Creo que el tema de la inteligencia artificial todavía está en una etapa muy temprana de debate, y pareciera que lo fácil es percibirla con cierto temor. Hace poco estuve en Logroño, en una exposición sobre inteligencia artificial y literatura; de alguna manera, se planteaba que la llegada de la primera a la segunda era inevitable, y que, en todo caso, conviviríamos con textos escritos por inteligencias artificiales o incluso incorporaríamos sus herramientas a nuestra escritura.

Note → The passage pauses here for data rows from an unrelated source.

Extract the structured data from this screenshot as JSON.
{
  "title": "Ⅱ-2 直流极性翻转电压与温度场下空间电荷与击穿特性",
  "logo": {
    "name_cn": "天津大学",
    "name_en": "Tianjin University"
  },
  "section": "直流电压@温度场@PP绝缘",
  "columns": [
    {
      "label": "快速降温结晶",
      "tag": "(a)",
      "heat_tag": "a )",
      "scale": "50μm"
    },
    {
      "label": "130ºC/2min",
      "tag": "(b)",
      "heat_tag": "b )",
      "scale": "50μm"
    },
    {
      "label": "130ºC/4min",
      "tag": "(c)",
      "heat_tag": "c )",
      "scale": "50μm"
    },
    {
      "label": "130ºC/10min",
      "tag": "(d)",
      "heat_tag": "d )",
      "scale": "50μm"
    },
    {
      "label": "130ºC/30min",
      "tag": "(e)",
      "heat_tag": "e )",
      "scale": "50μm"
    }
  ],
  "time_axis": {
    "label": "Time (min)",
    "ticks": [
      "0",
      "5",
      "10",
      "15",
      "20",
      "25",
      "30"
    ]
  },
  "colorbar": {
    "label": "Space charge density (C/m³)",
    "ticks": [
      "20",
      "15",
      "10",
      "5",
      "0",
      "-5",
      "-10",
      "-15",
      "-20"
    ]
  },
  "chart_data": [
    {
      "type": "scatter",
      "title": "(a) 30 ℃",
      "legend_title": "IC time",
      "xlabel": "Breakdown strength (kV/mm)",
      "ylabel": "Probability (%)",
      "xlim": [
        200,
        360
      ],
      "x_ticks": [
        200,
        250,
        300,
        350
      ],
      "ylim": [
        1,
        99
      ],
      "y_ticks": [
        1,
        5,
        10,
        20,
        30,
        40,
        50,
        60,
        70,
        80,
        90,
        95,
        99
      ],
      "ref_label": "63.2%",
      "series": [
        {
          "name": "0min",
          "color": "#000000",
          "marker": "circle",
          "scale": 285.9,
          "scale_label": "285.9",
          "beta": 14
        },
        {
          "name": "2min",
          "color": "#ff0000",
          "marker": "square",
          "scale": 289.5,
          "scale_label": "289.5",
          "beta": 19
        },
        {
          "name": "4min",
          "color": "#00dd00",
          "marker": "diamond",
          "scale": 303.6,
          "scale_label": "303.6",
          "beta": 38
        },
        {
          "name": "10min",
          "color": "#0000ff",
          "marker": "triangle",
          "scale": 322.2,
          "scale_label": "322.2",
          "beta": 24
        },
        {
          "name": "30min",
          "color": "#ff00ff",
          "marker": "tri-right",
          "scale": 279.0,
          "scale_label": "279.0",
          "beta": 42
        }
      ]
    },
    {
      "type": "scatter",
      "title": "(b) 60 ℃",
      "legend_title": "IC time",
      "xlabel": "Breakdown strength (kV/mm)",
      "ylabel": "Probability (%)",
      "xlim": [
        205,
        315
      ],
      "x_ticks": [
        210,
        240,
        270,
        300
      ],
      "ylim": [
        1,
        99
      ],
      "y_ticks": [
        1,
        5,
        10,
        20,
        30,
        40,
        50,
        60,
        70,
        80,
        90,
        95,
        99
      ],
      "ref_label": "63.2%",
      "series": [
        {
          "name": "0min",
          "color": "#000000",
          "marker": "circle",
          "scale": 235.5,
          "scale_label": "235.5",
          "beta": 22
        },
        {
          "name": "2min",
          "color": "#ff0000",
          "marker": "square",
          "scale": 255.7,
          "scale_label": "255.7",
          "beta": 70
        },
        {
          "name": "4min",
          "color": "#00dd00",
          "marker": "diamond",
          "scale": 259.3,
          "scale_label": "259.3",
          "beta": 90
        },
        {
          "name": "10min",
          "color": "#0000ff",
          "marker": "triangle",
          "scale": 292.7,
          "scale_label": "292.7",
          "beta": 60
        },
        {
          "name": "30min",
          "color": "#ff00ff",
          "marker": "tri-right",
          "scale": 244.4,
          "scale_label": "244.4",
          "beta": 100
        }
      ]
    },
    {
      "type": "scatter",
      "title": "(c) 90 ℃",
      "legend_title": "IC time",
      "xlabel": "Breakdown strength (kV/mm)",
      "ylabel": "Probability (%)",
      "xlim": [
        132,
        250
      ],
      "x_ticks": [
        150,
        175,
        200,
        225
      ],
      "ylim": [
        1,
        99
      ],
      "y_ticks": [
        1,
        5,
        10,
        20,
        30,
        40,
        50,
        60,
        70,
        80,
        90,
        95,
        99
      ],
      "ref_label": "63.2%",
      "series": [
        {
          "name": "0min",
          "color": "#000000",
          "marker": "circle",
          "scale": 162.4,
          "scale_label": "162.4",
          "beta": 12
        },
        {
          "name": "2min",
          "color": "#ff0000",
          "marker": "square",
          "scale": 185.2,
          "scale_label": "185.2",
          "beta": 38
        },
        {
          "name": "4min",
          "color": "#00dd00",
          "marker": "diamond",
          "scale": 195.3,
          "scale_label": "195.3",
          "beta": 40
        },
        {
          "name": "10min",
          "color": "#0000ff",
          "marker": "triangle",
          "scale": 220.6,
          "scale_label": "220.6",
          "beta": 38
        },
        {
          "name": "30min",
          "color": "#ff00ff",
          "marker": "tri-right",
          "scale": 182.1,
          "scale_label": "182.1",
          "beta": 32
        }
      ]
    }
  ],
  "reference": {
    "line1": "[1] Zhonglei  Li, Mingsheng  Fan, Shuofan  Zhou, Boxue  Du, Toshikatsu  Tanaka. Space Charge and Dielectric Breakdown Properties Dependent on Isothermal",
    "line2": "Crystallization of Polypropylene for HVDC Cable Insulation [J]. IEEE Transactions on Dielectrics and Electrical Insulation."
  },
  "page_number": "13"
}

De eso yo tengo una muy breve reflexión, también incipiente: creo que la inteligencia artificial, por un lado, nos va a obligar a redefinir qué es escribir como seres humanos. Y eso va a modificar mucho la literatura, porque, bueno, ¿qué es lo que puede hacer una IA en este momento? Emular, imitar lo mejor que puede un conjunto de fórmulas narrativas que, por lo general, vienen asociadas al género o a las tradiciones de escritura. Todo aquello que, de alguna manera, ha cristalizado y que puede leer y reproducir. Ahora bien: si eso lo puede hacer mejor una inteligencia artificial, lo que queda para nosotros es buscar una manera de hablar que sea más humana. Y es que pensar que la inteligencia artificial va a ser interesante para emular a un ser humano… es muy poco seductor. No sé si compraría una novela policial o una novela romántica escrita así. De hecho, mucho más interesante sería que una inteligencia artificial se constituyese como una verdadera alteridad, y que produjese textos desde ese espacio de la no experiencia física, desde la falta de moral, desde la falta de ética. Ahí sí; si vos me decís: esta inteligencia artificial está escribiendo la filosofía, y la narrativa, y la literatura de las inteligencias artificiales, yo corro a leer ese texto. Pero si va a imitar lo que hace José o lo que hace María a la hora de escribir… no me interesa lo más mínimo. Y tampoco creo que sea demasiado interesante para el público en general.